WILLOW CREEK — The Gazette’s back room is a mess. Filing cabinets bulge with issues dating to 1891. Cardboard boxes overflow with photographs — some labeled, most not — spanning the paper’s entire history. And on Clara Winslow’s desk sits a new flatbed scanner and a spreadsheet that will eventually become the most comprehensive digital archive of Willow Creek history ever assembled.
“The idea is simple,” says Winslow, gesturing at the organized chaos. “Scan everything. Tag it by date and subject. Make it searchable. Put it online so that anyone — a historian, a student, someone researching their family tree — can find what they’re looking for without spending three days in my back room.”
The project is funded partly through a small grant from the Maine Historical Society and partly out of the Gazette’s own budget. Winslow estimates the scanning alone will take six months, assuming she can spare two hours a day from her regular duties.
The harder part is the identification. Winslow has already found dozens of photographs — town celebrations, mill workers, school classes, Ice-Out gatherings — that are either unlabeled or labeled only with cryptic notes like “summer 1947” or “the Taft family, probably.”

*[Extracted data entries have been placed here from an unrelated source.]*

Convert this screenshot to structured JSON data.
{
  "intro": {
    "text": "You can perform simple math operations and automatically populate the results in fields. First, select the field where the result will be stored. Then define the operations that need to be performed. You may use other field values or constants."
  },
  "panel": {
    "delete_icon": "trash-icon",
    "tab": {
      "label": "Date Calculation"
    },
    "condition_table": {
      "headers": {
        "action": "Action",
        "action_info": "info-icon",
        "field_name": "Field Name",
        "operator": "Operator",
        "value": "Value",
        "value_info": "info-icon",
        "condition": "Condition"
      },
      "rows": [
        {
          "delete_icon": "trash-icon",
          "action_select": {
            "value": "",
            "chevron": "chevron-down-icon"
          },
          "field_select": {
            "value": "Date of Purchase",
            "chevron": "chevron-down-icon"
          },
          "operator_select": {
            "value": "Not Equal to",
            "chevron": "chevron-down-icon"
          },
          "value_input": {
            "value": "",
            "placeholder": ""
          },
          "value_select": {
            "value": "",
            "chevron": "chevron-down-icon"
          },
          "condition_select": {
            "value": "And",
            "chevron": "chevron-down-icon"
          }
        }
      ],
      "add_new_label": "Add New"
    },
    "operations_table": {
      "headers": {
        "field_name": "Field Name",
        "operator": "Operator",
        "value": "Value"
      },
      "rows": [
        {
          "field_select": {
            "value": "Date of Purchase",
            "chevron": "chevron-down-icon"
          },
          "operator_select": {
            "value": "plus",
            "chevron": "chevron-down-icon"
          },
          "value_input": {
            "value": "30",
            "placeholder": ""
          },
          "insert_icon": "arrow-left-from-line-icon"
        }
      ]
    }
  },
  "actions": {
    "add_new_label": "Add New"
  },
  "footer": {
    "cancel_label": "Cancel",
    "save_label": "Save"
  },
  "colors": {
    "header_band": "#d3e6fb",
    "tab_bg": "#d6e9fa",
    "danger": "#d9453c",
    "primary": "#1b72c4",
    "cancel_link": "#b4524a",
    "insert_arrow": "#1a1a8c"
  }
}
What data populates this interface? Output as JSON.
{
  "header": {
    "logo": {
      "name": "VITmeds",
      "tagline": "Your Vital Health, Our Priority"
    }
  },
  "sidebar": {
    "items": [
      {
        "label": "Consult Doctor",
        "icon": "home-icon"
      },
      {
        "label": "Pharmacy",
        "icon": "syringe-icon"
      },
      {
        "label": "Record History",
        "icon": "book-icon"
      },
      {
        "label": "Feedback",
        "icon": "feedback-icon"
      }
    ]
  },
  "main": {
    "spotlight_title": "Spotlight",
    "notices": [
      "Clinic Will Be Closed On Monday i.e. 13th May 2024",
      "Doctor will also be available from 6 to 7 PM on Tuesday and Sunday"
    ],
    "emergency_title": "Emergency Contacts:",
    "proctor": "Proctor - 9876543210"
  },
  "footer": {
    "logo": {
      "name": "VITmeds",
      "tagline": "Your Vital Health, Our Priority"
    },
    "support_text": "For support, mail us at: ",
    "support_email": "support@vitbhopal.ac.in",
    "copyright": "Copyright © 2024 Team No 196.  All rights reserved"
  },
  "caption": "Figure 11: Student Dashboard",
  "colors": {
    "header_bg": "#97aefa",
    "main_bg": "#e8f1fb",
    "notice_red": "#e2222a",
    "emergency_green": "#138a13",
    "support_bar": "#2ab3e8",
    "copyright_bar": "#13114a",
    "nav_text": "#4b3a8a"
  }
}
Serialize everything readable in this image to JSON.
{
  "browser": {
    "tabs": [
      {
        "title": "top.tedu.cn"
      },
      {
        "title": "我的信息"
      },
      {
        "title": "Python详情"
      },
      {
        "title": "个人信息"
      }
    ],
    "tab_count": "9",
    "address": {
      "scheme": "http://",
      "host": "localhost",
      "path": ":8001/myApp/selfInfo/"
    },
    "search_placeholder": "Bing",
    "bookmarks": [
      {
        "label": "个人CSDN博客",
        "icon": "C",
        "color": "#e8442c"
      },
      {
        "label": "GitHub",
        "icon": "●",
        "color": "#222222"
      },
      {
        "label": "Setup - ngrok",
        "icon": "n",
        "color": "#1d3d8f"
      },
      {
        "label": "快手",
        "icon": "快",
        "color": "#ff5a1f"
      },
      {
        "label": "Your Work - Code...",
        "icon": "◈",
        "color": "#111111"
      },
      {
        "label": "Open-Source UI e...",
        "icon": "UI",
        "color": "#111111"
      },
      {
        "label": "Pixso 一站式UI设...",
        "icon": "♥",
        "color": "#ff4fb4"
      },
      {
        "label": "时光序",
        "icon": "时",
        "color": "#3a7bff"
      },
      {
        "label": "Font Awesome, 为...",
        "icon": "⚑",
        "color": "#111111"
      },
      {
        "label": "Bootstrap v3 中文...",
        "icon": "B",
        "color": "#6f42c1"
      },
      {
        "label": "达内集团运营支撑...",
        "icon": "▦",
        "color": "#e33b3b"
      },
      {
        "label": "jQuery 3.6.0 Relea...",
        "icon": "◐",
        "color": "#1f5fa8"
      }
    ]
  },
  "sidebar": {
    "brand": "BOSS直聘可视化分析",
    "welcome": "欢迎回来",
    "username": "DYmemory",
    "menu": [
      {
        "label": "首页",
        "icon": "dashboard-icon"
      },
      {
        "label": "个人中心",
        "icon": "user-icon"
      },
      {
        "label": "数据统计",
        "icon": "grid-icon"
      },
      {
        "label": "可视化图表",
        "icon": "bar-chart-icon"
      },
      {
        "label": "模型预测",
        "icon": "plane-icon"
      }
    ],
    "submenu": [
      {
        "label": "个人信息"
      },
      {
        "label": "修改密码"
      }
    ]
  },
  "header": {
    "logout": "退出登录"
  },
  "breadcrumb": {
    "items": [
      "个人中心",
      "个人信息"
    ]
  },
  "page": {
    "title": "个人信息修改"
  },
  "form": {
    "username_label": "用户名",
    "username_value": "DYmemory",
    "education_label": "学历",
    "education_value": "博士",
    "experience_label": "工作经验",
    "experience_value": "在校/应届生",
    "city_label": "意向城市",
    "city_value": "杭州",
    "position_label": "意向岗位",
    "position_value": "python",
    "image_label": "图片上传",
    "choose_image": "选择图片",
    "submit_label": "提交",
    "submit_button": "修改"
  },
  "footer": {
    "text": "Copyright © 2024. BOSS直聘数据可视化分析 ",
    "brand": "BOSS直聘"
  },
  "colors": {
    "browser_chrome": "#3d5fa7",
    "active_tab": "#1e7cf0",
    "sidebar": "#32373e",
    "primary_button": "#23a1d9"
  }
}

“A lot of these people have no one left to identify them,” she says. “That’s where I need the town’s help.”
Starting next week, the Gazette will publish a weekly “Do You Know This Person?” feature in the print edition, reproducing an unidentified photograph and asking readers to call in with information. Winslow plans to post the same photos on the paper’s website and at the library.
“If this works, we’ll have a town photo album that goes back 130 years,” she says. “I think that’s worth a little effort.”